I'm enjoying seeing Don get his Mojo back, I think his marriage to Megan is so flawed and hollow, I liked how he reminded her that SHE chose to turn her back on advertising yet she wants him to get an advertising (acting) gig. What a dastardedly thing to 'steal' the job from her pal? The fact it was this fairy tale/Sleeping Beauty set up scene was quite delicious. Poor Megan with her artistic temperament and not so artistic talents: quite the opposite to Don's previous paramour Midge!
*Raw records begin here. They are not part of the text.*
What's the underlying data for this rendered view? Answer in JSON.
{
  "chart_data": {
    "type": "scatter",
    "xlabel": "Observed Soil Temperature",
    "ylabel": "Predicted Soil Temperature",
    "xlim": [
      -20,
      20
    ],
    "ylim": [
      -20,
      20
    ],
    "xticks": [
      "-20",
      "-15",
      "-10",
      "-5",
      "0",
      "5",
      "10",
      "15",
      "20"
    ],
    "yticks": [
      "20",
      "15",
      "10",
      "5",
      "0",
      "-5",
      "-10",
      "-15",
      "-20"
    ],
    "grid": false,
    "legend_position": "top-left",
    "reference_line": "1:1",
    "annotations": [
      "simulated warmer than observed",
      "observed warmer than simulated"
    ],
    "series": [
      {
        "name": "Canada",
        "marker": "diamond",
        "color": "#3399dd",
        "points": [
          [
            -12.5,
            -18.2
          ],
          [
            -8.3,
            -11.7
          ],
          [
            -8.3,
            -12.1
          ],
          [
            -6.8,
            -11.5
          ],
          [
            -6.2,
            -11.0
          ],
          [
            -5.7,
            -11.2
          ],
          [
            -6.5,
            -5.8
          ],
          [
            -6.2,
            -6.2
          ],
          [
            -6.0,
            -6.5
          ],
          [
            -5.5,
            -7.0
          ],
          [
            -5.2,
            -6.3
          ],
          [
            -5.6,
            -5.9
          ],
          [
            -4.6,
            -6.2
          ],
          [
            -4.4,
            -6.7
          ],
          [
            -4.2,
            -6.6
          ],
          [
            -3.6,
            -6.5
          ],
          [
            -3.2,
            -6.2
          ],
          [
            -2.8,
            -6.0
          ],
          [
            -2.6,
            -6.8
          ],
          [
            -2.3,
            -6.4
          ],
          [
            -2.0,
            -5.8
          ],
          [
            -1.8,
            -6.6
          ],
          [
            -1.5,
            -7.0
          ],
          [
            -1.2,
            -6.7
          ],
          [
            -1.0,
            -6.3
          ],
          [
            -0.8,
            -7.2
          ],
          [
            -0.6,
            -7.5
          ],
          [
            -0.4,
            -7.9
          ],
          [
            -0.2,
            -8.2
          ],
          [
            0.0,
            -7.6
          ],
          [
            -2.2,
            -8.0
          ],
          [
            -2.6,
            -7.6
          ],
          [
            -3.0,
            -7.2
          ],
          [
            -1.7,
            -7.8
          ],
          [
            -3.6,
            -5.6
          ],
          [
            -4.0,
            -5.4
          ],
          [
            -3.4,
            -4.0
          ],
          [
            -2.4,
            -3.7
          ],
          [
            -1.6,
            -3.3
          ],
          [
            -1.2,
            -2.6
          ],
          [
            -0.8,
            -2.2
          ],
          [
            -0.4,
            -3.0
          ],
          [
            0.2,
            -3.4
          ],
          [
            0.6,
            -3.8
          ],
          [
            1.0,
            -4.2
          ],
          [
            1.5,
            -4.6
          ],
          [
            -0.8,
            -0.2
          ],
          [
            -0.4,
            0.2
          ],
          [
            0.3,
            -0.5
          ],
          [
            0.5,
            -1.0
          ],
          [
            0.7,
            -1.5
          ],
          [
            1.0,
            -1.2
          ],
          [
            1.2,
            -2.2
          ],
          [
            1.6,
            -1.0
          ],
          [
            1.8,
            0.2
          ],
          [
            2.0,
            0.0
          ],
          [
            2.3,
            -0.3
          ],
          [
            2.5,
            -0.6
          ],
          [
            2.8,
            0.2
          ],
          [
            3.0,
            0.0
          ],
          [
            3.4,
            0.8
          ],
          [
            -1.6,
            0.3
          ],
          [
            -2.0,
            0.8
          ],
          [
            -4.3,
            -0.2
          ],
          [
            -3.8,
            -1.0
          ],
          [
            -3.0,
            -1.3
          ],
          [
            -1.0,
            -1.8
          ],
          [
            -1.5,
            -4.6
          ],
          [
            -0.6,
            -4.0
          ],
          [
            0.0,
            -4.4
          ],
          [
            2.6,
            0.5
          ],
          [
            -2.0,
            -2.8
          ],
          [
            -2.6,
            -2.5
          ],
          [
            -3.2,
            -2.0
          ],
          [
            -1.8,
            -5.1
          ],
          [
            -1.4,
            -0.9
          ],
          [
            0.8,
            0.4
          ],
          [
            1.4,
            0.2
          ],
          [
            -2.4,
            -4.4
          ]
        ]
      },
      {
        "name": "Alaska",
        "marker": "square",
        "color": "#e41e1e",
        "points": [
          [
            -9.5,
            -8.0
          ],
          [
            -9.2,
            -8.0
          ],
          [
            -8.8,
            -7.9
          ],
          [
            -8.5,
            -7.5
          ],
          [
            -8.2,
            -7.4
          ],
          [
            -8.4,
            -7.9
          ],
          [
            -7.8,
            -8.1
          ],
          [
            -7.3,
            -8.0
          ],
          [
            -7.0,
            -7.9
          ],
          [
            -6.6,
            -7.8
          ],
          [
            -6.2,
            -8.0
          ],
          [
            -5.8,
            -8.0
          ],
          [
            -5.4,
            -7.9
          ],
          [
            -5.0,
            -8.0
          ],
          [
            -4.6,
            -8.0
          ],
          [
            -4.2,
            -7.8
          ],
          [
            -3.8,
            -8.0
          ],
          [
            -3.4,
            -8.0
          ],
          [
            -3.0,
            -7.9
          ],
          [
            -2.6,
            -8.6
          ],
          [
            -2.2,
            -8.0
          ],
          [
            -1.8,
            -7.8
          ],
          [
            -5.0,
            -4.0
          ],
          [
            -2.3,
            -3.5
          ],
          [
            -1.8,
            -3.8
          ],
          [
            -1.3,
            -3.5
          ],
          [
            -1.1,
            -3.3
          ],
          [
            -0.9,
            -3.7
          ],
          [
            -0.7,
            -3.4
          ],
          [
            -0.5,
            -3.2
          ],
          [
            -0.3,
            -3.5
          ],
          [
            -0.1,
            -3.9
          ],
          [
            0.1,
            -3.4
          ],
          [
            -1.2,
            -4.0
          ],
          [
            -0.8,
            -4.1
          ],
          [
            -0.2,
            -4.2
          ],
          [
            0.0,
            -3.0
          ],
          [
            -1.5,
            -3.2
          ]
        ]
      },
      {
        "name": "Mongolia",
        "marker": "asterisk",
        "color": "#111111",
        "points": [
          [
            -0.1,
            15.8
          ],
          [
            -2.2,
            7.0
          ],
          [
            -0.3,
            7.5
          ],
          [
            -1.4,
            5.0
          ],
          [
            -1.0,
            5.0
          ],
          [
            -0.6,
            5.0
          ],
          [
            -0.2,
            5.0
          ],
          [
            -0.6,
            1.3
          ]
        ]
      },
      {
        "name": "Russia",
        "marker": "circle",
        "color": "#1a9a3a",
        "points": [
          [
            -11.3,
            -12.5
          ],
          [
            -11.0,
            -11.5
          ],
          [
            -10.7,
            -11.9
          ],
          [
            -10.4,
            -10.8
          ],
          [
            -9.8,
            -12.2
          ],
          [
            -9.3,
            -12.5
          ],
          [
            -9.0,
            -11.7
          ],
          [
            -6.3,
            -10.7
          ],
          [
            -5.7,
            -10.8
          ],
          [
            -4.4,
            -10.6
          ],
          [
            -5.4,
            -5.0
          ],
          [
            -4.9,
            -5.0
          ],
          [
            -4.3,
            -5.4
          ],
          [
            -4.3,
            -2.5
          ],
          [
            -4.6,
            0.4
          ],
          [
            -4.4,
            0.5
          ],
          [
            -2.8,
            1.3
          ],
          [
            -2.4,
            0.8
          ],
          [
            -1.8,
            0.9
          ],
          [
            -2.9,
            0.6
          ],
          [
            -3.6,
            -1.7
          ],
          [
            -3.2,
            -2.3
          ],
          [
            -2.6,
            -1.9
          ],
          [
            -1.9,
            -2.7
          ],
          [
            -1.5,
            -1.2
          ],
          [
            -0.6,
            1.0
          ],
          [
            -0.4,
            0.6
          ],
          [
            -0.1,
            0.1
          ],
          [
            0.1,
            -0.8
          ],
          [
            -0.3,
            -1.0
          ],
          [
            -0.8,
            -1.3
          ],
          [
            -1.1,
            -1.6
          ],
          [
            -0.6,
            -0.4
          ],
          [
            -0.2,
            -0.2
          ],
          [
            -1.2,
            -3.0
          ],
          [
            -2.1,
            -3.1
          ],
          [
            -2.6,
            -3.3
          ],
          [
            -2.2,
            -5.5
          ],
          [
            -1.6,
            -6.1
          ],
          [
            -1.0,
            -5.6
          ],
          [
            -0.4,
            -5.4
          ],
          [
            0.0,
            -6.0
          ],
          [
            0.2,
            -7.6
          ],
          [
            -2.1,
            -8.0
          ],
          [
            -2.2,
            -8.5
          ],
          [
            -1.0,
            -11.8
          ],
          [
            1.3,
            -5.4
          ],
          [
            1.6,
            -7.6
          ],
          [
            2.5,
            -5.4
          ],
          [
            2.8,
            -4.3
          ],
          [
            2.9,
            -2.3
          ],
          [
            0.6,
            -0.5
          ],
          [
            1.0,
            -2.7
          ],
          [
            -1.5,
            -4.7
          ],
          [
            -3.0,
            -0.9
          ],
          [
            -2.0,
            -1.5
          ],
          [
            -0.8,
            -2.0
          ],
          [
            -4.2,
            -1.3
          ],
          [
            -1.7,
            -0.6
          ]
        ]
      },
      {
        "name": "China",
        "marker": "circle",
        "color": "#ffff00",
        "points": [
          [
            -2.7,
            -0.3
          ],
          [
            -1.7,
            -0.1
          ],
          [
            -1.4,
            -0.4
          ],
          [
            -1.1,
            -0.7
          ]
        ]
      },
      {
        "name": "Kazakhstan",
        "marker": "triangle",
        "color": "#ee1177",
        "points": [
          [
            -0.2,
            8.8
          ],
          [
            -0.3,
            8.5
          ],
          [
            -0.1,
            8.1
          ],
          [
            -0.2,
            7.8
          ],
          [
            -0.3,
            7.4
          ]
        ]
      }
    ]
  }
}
Interesting idea about Lane and his chasing of the American dream, I never really thought of it that way, but agree: he was so upset at not being able to actively land the Jagwar deal thru his contact. Interesting how his wife spat at Don who was he to instill ambition in a man like that. Of course Lane's sacrifice has via Dead Peasant's life insurance given SCDP a greater cashflow now that he's gone. Sacrificial (easter) lamb? Burt Cooper can finally get an office!

So many highlights in this season, sheer brilliance.

dan   #8   10:38 am Jul 03 2012

The penultimate episode was by far my favorite. What a cracker and the Jaguar not starting for poor old Lane was brilliant - although I was hoping it might have saved his life for good - another great twist. Also did Betty do something to piss off the writers? Hardly any lines and she's fat! Don's speech another highlight and Roger's LSD trip was hilarious!

Jo   #9   09:13 pm Jul 03 2012

I watched the last 4 seasons on Soho each weekday night and I couldn't wait to watch each episode. I was so excited Season 5 was finally starting but it was different. Maybe cos I wasn't watching it back to back but sort of nothing happened until the end of the season. It hasn't been the highlight it previously had been for me - really a bit disappointed. Don't get me wrong I still think its good but the last four seasons were awesome - "The suitcase" being the best episode of all. This time it lacked something. Maybe I just didn't like the new and improved Don - hes far better being the bad boy.

Pat   #10   12:47 pm Jul 04 2012

I loved the scene where Don walked away from Megan filming her ad. Don despites that she asked for help to get the audition & part, Don is a self made man.